La enfática alegoría de la multicitada expresión hacia Ciudad Juárez como: “La mejor frontera de México”, siempre ha sido cuestionable, pues habría que preguntarnos “la mejor en qué”; ya no hablemos de sustentabilidad o servicios públicos. Ello es la consecuencia de un descarnado enjuiciamiento dado a conocer por el Fideicomiso para la Competitividad y Seguridad Ciudadana –Ficosec- que al inicio del gobierno de Corral, Ciudad Juárez en 2016 pasó del número 37 a ser la tercera ciudad más peligrosa del mundo, aumentando su tasa de homicidios dolosos de 30.1 a 84.3 por cada 100 mil habitantes e incrementando la impunidad del 86.5% al 95.3%. Pero eso no terminó ahí, de 860 pandillas en 2016, actualmente pululan más de 1,100 con cerca de 22 mil miembros incrustados en pandillas, grupos o parejas con tendencia antisocial. Prácticamente 1 de cada 10 adolescentes juarenses se encuentran dentro de esos fatídicos espacios. El último reporte del 2021 sobre Percepción Social sobre Inseguridad Pública nos indica que el 59.9% de la población fronteriza se siente insegura, principalmente los residentes de colonias humildes. En comparación con Mérida, donde la percepción de inseguridad es del 17.1%.

La percepción de la ciudadanía sobre “si se siente segura” ha tenido una constante que está relacionada con los robos a casa habitación y comercios, extorsiones, amenazas, etc., principalmente cuando son víctimas de malhechores del mismo barrio. Cuyo perfil socioeconómico está relacionado con una mala educación, hogares disfuncionales, desempleo, alcoholismo o drogadicción. De acuerdo a la Encuesta Nacional de Drogas y consumo de alcohol de 2017 en esta frontera, existen 52 mil juarenses con esta problemática.

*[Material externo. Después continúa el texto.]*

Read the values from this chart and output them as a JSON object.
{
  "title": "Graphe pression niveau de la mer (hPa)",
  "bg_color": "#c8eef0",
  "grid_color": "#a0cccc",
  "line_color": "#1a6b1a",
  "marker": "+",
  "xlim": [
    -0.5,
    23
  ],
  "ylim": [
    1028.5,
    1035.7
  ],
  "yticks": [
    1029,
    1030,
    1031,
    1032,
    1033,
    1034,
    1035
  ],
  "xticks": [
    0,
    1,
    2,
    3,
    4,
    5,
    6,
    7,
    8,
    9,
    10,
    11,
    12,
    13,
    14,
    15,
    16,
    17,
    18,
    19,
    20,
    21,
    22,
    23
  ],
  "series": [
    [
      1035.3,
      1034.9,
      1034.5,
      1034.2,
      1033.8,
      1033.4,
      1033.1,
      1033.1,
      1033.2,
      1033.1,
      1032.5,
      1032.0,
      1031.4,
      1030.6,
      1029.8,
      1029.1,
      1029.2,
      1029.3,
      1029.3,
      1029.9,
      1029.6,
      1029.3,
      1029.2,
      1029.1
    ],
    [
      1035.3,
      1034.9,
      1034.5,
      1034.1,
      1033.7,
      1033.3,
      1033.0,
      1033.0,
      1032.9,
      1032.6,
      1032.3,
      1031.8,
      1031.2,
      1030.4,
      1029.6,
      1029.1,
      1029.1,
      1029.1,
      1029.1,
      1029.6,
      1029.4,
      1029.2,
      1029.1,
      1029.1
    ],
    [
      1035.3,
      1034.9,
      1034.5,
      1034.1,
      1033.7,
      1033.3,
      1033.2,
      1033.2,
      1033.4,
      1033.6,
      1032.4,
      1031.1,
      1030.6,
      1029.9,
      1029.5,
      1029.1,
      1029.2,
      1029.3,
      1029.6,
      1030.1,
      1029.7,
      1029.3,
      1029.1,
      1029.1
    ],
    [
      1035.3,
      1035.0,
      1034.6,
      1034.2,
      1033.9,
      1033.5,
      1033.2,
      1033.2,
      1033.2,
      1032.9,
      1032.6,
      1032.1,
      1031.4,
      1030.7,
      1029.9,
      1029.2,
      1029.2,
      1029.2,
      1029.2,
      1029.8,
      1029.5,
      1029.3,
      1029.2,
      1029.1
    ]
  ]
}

La cura de esta ciudad no está en los bálsamos milagrosos de los discursos políticos, sino en sus propias gentes. Hasta ahora gobiernos han ido y venido; pero es la propia comunidad el paciente indefenso con la enfermedad crónica de la inseguridad.

Ello es la razón de que existen algunos factores relacionados con la violencia urbana en esta frontera como: Desigualdad de ingresos y pobreza, desempleo y ínfimo crecimiento económico y corrupción. Siendo este último lo que ha proliferado la desconfianza de la sociedad.

Para aumentar esto, fue la declaración en su momento del entonces secretario de Seguridad Pública Nacional, Alfonso Durazo, en esta frontera al anunciar con bombo y platillo que en la Estrategia Nacional de Seguridad Pública (ENSP) se enfatizaría sobre el principal eje conductor de la política de seguridad al referirse a la -prevención del delito- cuando en los hechos, el gasto público en esta materia disminuyó del 0.20% del PIB en 2019 a 0.18% en 2021, situación que en la frontera se agudizara más aún con la presencia de las caravanas migratorias de centroamericanos donde no ha dejado de actuar el crimen organizado.

Sin duda lo que destaca en Juárez es su desarrollo económico “maquilador” y todos aquellos empresarios, y gente de alto propósito, pero la asimetría con el desarrollo social es mayúscula. Habrá sin duda que trabajar en un andamiaje “atinado” entre el gobierno y las organizaciones de la sociedad civil (multiplicándose estas últimas) si realmente se pretende a futuro decir que Ciudad Juárez sea la mejor frontera de México.